Je suis un voyageur sans nom. Mon identité n’est qu’une illusion, mes paroles ne sont que des interprétations. Je ne suis rien ni personne, je ne suis qu’une part visible de l’invisible. Etranger à ce monde, je ne cherche pas à l’appartenir. Rien de ce monde ne m’est étranger. Je le redécouvre après chaque mort, avec des yeux renouvelés.
Je ne suis qu’un simple passager, de passage dans un monde qui se croit éternel. Inexistant car mort depuis un temps, je me déplace au gré du vent, l’esprit libre, le silence en mon être. Les vagues me touchent, me font perdre l’équilibre. Elles me foudroient, me font perdre la raison. Je ne suis qu’un membre de l’équipage. Les intempéries ne m’atteignent plus, le Capitaine vieille sur notre navire.
Je suis une part du silence, un composant du Tout. Vivant pour les morts, mort pour les vivants. Ma voix ne porte pas de son, ma voie n’a pas de destination. Je suis un muet dans un monde où la parole est d’or, je suis un parleur dans un monde sourd. Mes murmures sont des cris étouffés. Ma parole est à peine audible, à peine compréhensible. Elle se dévoile et s’inscrit dans les coeurs ouverts. Elle n’a pas de poids en ce monde et ne cherche à en avoir. Silencieuse, elle est pourtant bien présente.

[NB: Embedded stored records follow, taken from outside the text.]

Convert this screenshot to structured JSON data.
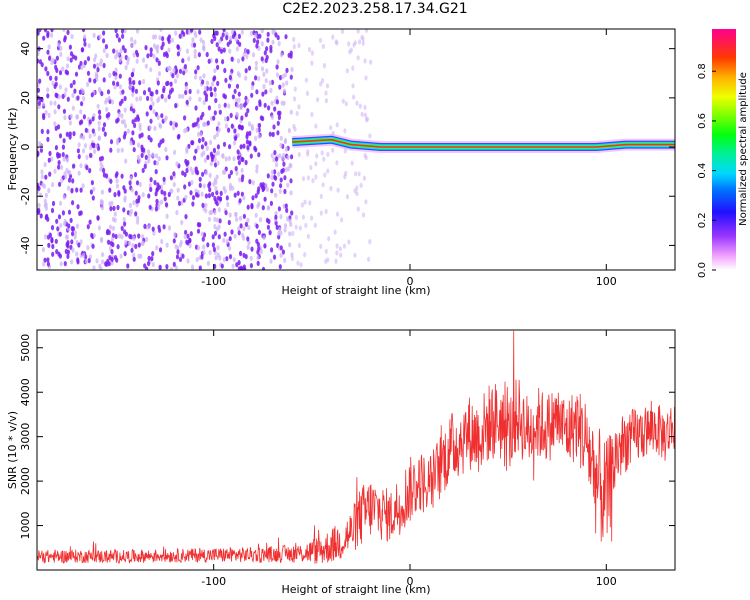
{
  "title": "C2E2.2023.258.17.34.G21",
  "colors": {
    "snr_line": "#f03030",
    "spectrogram_track": "#ff2a2a",
    "noise_main": "#7a1cf0",
    "noise_light": "#cdb0f5",
    "axis": "#000000"
  },
  "chart_data": [
    {
      "type": "heatmap",
      "title": "",
      "xlabel": "Height of straight line (km)",
      "ylabel": "Frequency (Hz)",
      "xlim": [
        -190,
        135
      ],
      "ylim": [
        -50,
        48
      ],
      "x_ticks": [
        -100,
        0,
        100
      ],
      "y_ticks": [
        -40,
        -20,
        0,
        20,
        40
      ],
      "colorbar": {
        "label": "Normalized spectral amplitude",
        "range": [
          0.0,
          0.97
        ],
        "ticks": [
          0.0,
          0.2,
          0.4,
          0.6,
          0.8
        ],
        "tick_labels": [
          "0.0",
          "0.2",
          "0.4",
          "0.6",
          "0.8"
        ],
        "colormap": "gist_ncar_r"
      },
      "signal_track": [
        {
          "x": -60,
          "freq": 2,
          "amplitude": 0.3
        },
        {
          "x": -40,
          "freq": 3,
          "amplitude": 0.35
        },
        {
          "x": -30,
          "freq": 1,
          "amplitude": 0.4
        },
        {
          "x": -15,
          "freq": 0,
          "amplitude": 0.6
        },
        {
          "x": 0,
          "freq": 0,
          "amplitude": 0.75
        },
        {
          "x": 20,
          "freq": 0,
          "amplitude": 0.85
        },
        {
          "x": 40,
          "freq": 0,
          "amplitude": 0.8
        },
        {
          "x": 60,
          "freq": 0,
          "amplitude": 0.85
        },
        {
          "x": 80,
          "freq": 0,
          "amplitude": 0.8
        },
        {
          "x": 95,
          "freq": 0,
          "amplitude": 0.7
        },
        {
          "x": 110,
          "freq": 1,
          "amplitude": 0.9
        },
        {
          "x": 135,
          "freq": 1,
          "amplitude": 0.9
        }
      ],
      "noise_regions": [
        {
          "x_range": [
            -190,
            -60
          ],
          "density": "dense",
          "level": 0.2
        },
        {
          "x_range": [
            -60,
            -20
          ],
          "density": "sparse",
          "level": 0.08
        }
      ]
    },
    {
      "type": "line",
      "title": "",
      "xlabel": "Height of straight line (km)",
      "ylabel": "SNR (10 * v/v)",
      "xlim": [
        -190,
        135
      ],
      "ylim": [
        0,
        5400
      ],
      "x_ticks": [
        -100,
        0,
        100
      ],
      "y_ticks": [
        1000,
        2000,
        3000,
        4000,
        5000
      ],
      "series": [
        {
          "name": "",
          "x": [
            -190,
            -170,
            -150,
            -130,
            -110,
            -90,
            -70,
            -55,
            -45,
            -40,
            -35,
            -30,
            -25,
            -20,
            -15,
            -10,
            -5,
            0,
            5,
            10,
            15,
            20,
            25,
            30,
            35,
            40,
            45,
            50,
            55,
            60,
            65,
            70,
            75,
            80,
            85,
            90,
            95,
            100,
            105,
            110,
            115,
            120,
            125,
            130,
            135
          ],
          "y": [
            300,
            310,
            300,
            320,
            330,
            340,
            350,
            380,
            450,
            550,
            650,
            850,
            1200,
            1400,
            1300,
            1200,
            1500,
            1800,
            2000,
            1900,
            2300,
            2700,
            2900,
            3100,
            3000,
            3300,
            3400,
            3000,
            3500,
            3100,
            3300,
            3200,
            3400,
            3100,
            3300,
            2900,
            2000,
            1600,
            2600,
            2900,
            3000,
            3100,
            3200,
            3000,
            3300
          ],
          "noise_amplitude": [
            150,
            150,
            150,
            150,
            160,
            170,
            180,
            220,
            350,
            400,
            450,
            500,
            700,
            700,
            650,
            600,
            700,
            750,
            700,
            700,
            750,
            800,
            850,
            850,
            850,
            900,
            900,
            900,
            900,
            850,
            850,
            800,
            800,
            800,
            850,
            1000,
            1300,
            1300,
            800,
            700,
            650,
            600,
            600,
            600,
            600
          ]
        }
      ],
      "grid": false
    }
  ]
}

Je ne suis qu’un simple inconnu dont l’existence importe peu. Je ne me découvre qu’à travers les embûches qui se présentent à moi. Mes faiblesses font de moi un homme misérable que seul la rédemption pourrait arracher la culpabilité. C’est à travers les courants de la vie que je trouve raison de vivre et de poursuivre. Je suis inexistant aux yeux du monde et cela me convient. Je ne prends pas part aux combats de ce monde. Combattant de l’ombre, mon sabre demeure dans un sommeil latent. Ma seule existence se trouve à travers mes écrits.
Quatorzième texte issu de la série: « Le silence de Glencoe ».